Italo Disco was the disco that no one really needed: “English-language vocals, whose repetitive lyrics, often accented and malaprop-laden, were set to catchy melodies filigreed with synthesizers.” One of its biggest stars was Den Harrow, an invented performer cobbled together out of Tom Hooker (the singer) Stefano Zandri (the on-stage lip syncer). At GQ, Alice Gregory tells the story of Den’s sharp rise, unsurprising decline, and the fallout from two blowhard, sort-of partners who really, really don’t like one another.

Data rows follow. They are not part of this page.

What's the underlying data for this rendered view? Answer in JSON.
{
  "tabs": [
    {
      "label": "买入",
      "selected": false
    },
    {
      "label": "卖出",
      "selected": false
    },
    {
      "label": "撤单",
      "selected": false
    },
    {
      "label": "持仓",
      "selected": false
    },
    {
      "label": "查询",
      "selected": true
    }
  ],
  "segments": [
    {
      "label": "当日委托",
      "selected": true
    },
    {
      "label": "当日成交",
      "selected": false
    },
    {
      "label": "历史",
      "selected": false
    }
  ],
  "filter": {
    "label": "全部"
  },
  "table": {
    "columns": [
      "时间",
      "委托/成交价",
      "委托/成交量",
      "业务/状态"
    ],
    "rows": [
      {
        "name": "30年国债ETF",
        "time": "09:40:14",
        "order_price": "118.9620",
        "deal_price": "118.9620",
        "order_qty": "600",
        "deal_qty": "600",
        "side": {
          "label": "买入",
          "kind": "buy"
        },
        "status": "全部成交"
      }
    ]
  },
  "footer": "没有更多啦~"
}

Tawny and taut, with twinkly eyes and TV teeth, Tom looks even more like Rob Lowe than Rob Lowe looks like himself. He has the appearance (faultless) and bearing (dauntless) of a very lucky person, which he is, and which he is usually capable of remembering. Tom has a loving family, a beautiful home, a creative career, and lots of money. He also has a mortal enemy. When Tom talks about Stefano Zandri—or, as he calls him, “Stefano or Den or Whatever”—the grace with which his life has been blessed disappears, instantly it seems, from the foreground of his mind. He begins to swear and to brag; he becomes bothered by minor three-decade-old slights. Tom mocks Stefano for not speaking English, for “not having a pot to piss in.” He calls him “obnoxious,” a “chronic liar,” “a horndog with low standards and no selection process.” To observe this transformation, from blessed family man to apoplexy incarnate, is to bear witness to something almost mythic. Like if Achilles’ problem wasn’t his heel but his toe, which he stubbed, repeatedly, over the years and which every time he did sent him into a temporary infantile rage.
To be fair, Stefano himself isn’t above Tom-directed barbs, which he spouts in Facebook posts, Instagram comments, and national radio interviews, and which he tends to express with an impressive, almost poetic specificity. “Needle dick” is one of his preferred insults. For years he’s been preoccupied with the notion that Tom bought the exact same Porsche as he did in 1989. On Facebook, he’s called Tom “envious and troubled,” a “clown,” a “brown-noser with no personality,” a “small penis man,” a “Coward!” “You should be ashamed that you sold your voice,” he’s written. “You are clumsy and you have a bad energy as you are a bad person.” A few weeks after writing “I would put your head in your butt for real,” Stefano threatened Tom, saying, “I know where you live. I will come to Vegas and kick your flaccid ass.” Tom’s two daughters were 5 and 6 at the time, and the threat to his family infuriated him. Tom insisted to me that he wasn’t actually scared but then added, “I don’t know—maybe he has some guys around!”